Conspiracy & incompetence. And no accountability.
And a nearly dead DJT. Twice.
Wave that flag. /s
Why would he have bent over? Like so many JFK assassination discussions this is just silly. While it’s not a supersonic bullet the time frame between the sound hitting his ears and the bullet hitting him wouldn’t even be long enough for him to think “gun shot” much less bend over.
Kennedy’s regardless of what JFK and his veep called it, it was going to become law since the dems controlled all three parts of gov.
Now imagine Eisenhower’s veep winning.
The black vote switched to the Dems in 1936, not 1965, it went from always GOP by about 70% including 1932, to suddenly always democrat with about 70% in 1936, it reversed instantly and never went back.
It would have passed, and so would the immigration laws that JFK ran on and which were his long time dream.
I think it may have had more to do with the back of his head being blown off, but what do I know.
****I can’t imagine JFK being anyone’s hero — but I guess he was.****
The left turned him into one of our most athletic presidents, athletic and exuding health and one of our greatest WWII heroes. No one can name what combat award for heroism he was awarded, but they know that he was a great WWII hero.
In 1960 4 veterans were on the ballot, JFK and Nixon, and their veep candidates.
Nixon was a respected Navy Lt. Commander in the Pacific.
LBJ as a Navy Lt. Commander was awarded a silver Star.
Henry Cabot Lodge was a big-time hero and Nixon’s running mate.
“Lodge was a major in the 1st Armored Division. That tour ended in July 1942, when President Franklin D. Roosevelt ordered congressmen serving in the military to resign one of the two positions, and Lodge, who chose to remain in the Senate, was ordered by Secretary of War Henry Stimson to return to Washington.
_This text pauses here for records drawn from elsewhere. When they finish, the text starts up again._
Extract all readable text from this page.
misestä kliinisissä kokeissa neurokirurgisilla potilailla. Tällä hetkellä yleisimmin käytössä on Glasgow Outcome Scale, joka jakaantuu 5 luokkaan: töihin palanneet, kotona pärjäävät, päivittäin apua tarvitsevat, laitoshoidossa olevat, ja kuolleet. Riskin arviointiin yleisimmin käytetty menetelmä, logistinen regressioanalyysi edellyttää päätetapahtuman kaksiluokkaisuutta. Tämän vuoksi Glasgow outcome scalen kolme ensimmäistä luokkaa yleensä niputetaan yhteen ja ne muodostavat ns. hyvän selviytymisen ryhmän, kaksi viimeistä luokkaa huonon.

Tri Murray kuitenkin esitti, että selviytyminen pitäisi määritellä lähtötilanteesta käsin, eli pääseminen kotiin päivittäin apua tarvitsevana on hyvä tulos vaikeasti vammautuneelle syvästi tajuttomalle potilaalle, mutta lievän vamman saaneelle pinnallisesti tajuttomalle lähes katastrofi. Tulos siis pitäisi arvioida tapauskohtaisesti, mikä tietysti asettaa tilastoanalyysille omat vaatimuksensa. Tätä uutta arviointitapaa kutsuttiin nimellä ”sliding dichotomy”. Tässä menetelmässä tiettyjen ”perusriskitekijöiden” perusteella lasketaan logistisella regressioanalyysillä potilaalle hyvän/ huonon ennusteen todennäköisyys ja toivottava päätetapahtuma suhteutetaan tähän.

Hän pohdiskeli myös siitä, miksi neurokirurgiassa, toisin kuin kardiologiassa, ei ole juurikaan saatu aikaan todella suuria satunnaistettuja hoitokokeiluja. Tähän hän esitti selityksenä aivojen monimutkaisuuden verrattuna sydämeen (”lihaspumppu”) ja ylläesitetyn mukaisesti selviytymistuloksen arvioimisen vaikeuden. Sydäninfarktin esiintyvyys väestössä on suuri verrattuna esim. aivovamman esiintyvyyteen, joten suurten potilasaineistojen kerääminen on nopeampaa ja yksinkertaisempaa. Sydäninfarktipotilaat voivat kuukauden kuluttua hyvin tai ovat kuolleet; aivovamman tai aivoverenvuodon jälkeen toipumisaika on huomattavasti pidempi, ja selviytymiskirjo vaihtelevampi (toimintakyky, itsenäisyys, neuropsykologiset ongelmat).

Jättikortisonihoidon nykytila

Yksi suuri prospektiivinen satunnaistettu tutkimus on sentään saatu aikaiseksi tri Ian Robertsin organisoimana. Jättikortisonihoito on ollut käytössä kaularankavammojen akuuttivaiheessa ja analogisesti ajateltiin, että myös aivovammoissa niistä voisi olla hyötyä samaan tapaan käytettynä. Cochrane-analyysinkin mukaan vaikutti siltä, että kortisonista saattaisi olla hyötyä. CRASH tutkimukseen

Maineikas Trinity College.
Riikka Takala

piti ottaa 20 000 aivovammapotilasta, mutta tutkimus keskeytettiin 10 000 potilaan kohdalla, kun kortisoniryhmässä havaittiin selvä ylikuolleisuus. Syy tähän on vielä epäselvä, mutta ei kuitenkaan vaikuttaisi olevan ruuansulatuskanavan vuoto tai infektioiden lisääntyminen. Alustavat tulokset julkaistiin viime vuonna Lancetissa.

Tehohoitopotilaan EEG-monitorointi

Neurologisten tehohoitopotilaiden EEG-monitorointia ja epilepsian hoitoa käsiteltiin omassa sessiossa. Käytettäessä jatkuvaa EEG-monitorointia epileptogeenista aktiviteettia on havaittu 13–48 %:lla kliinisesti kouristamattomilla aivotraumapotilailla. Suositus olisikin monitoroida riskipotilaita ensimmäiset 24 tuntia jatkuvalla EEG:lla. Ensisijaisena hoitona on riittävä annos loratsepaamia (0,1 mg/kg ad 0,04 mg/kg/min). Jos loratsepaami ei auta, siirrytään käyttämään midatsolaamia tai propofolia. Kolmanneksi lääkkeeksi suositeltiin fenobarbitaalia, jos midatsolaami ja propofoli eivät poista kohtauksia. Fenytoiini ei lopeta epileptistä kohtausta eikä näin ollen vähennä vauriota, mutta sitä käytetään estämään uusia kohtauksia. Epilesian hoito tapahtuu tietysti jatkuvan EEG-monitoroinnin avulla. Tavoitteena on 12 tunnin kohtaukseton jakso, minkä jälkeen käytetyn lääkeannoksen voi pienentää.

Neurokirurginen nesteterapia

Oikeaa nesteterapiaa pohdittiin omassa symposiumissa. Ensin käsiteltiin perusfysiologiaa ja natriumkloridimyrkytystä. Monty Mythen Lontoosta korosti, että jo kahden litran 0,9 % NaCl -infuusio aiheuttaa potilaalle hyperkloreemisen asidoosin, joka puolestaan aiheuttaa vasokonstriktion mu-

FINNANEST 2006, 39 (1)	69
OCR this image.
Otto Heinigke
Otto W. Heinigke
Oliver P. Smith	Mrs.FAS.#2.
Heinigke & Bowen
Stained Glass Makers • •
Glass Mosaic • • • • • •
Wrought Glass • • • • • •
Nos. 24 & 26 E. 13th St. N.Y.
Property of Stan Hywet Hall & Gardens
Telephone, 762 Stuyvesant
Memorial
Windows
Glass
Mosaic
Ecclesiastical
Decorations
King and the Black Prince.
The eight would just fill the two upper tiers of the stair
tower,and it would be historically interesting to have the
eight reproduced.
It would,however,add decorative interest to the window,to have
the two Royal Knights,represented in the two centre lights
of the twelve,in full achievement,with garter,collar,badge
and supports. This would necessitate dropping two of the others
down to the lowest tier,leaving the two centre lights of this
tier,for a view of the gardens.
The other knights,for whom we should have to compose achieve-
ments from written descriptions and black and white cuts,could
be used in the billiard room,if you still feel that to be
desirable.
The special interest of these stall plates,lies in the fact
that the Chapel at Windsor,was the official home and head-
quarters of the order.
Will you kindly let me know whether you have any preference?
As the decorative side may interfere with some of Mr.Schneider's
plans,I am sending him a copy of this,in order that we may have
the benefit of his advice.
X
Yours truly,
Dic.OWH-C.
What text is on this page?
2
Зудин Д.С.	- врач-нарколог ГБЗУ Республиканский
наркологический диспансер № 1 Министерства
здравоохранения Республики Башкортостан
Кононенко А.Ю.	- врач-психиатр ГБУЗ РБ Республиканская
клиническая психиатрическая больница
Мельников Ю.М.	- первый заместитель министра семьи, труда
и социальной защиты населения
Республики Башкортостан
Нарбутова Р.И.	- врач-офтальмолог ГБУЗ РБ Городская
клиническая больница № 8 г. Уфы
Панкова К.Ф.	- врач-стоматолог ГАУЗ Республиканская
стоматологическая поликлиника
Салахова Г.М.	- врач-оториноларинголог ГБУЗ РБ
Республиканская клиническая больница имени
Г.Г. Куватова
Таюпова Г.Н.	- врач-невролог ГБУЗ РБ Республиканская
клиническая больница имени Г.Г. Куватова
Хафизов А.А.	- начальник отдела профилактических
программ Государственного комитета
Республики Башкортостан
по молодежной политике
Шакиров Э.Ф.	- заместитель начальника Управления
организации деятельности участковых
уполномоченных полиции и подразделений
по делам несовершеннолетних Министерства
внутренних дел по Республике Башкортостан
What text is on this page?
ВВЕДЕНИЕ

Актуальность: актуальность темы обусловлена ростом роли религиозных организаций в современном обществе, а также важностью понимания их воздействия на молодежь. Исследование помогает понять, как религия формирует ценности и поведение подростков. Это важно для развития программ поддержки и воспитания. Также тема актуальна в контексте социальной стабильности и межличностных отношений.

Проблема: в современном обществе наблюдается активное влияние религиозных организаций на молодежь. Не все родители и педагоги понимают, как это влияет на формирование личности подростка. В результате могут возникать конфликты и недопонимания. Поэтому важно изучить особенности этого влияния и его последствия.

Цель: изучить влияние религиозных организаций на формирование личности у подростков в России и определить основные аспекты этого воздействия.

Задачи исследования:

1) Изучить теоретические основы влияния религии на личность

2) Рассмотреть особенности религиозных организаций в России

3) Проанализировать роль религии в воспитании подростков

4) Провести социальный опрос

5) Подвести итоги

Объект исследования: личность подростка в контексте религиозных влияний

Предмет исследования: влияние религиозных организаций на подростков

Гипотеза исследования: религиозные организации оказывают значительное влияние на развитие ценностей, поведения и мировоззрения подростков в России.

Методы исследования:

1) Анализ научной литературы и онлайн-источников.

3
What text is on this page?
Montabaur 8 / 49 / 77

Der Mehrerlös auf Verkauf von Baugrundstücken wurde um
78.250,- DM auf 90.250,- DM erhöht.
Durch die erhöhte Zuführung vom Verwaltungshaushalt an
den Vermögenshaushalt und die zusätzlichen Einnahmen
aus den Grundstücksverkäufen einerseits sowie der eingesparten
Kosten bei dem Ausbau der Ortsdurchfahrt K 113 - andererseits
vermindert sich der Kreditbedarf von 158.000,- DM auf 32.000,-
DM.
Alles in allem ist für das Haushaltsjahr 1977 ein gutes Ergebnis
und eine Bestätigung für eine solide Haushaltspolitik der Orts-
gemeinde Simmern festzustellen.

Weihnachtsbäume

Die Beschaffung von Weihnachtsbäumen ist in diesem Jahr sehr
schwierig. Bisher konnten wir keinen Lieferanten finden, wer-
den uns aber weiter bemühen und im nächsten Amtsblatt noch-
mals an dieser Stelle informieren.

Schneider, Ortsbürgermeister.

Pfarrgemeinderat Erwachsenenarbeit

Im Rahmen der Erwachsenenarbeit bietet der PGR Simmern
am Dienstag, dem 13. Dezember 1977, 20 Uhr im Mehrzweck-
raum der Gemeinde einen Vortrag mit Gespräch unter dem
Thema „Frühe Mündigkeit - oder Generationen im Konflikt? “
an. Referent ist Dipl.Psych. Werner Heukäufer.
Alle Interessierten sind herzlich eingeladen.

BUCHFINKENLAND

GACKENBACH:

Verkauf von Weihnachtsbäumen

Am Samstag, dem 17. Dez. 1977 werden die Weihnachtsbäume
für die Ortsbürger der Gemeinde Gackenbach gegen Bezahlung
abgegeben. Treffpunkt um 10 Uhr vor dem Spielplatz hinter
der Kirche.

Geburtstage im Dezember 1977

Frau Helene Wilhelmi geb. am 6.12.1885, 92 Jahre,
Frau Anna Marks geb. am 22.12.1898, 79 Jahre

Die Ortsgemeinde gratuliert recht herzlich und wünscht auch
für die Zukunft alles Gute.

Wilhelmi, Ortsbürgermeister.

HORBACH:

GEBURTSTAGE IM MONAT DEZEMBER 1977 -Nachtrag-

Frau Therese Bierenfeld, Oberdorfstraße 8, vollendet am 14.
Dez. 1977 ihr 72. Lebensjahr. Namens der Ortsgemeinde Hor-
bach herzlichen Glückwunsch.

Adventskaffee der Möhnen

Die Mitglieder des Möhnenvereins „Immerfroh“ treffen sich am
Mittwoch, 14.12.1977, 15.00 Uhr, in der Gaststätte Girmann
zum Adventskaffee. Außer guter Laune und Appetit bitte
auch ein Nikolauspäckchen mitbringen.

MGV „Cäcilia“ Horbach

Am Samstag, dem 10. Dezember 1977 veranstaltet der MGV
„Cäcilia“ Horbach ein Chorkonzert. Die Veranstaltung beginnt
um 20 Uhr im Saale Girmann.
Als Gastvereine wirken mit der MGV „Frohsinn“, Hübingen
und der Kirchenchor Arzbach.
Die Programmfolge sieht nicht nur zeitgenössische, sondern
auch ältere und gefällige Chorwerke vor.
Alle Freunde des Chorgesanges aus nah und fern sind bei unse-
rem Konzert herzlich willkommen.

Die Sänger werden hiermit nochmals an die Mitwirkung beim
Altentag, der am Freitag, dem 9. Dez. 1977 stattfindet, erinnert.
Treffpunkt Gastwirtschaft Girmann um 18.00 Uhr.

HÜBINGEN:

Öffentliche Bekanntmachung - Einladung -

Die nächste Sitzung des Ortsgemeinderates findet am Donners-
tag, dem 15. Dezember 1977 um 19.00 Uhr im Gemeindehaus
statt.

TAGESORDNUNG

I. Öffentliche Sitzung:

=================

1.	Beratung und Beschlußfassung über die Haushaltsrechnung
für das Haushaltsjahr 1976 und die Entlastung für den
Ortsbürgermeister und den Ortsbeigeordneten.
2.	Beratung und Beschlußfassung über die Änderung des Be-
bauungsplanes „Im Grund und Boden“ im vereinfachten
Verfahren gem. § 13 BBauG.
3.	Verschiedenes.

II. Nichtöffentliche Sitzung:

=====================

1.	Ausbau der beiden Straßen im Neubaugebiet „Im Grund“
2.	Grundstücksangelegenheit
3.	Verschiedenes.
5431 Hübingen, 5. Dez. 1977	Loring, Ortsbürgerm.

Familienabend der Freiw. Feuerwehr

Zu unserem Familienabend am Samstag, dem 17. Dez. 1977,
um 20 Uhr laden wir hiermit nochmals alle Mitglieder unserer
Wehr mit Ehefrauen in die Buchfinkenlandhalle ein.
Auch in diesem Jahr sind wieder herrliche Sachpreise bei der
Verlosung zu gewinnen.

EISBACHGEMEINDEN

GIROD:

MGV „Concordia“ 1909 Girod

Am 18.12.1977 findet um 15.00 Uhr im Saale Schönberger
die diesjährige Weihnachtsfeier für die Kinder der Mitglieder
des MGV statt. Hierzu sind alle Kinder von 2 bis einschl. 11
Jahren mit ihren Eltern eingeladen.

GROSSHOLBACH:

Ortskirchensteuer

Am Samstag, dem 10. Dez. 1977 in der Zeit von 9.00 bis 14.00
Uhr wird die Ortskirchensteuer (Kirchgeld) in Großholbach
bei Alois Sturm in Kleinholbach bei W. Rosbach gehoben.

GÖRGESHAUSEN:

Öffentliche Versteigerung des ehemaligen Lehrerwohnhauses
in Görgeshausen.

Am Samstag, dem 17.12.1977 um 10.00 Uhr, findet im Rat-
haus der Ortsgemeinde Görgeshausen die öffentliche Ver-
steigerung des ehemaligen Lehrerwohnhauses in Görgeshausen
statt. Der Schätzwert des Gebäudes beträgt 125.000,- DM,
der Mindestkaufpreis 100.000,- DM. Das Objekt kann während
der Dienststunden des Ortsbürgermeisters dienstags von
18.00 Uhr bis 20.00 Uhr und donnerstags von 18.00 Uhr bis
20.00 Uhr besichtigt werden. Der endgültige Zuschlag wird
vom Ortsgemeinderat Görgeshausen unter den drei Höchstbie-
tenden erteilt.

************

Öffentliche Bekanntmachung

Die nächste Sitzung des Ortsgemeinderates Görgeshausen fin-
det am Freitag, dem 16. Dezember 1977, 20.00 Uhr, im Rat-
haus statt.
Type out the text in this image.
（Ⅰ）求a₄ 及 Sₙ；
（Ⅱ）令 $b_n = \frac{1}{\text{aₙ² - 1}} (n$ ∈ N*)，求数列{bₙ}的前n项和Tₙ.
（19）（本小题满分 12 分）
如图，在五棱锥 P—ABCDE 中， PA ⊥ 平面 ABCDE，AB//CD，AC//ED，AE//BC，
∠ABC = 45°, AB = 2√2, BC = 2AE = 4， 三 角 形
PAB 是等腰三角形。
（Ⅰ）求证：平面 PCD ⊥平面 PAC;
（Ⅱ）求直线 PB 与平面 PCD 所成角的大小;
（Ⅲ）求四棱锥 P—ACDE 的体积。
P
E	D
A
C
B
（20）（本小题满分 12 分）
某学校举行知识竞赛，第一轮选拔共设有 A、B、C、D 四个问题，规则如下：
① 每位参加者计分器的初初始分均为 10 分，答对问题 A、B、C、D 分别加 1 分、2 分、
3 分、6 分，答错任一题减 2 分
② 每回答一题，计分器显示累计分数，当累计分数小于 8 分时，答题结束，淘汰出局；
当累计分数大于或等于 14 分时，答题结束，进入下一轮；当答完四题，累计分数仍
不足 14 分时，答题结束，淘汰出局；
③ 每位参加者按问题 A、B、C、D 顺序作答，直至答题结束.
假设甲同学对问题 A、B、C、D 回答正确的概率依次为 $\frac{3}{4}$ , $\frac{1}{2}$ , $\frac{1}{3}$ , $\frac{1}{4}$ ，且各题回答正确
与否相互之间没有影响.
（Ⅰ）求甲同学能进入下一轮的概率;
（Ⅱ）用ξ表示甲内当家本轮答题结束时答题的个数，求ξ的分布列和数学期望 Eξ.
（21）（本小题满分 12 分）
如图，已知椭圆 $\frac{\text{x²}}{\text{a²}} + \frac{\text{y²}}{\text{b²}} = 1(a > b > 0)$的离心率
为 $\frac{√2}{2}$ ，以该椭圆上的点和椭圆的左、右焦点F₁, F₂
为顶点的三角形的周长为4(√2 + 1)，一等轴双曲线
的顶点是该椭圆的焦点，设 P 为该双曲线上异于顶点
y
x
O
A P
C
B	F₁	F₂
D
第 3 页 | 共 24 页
After returning to Washington and winning re-election in November 1942, Lodge went to observe allied troops serving in Egypt and Libya, and in that position was on hand for the British retreat from Tobruk.
Lodge served the first year of his new Senate term, but then resigned his Senate seat on February 3, 1944 in order to return to active duty, the first U.S. Senator to do so since the Civil War. He saw action in Italy and France.
Promoted to lieutenant colonel, in the fall of 1944 Lodge single-handedly captured a four-man German patrol. By March 1945 he was decorated with the French Legion of Honor and Croix de Guerre with palm. His American decorations included the Legion of Merit and the Bronze Star Medal. At the end of the war in 1945 he served as a liaison and interpreter to U.S. Sixth Army Group commander General Jacob Devers in Devers’ surrender negotiations with the German forces in western Austria.
After the war Lodge returned to Massachusetts and resumed his political career. He continued his status as an Army Reserve officer and rose to the rank of major general.”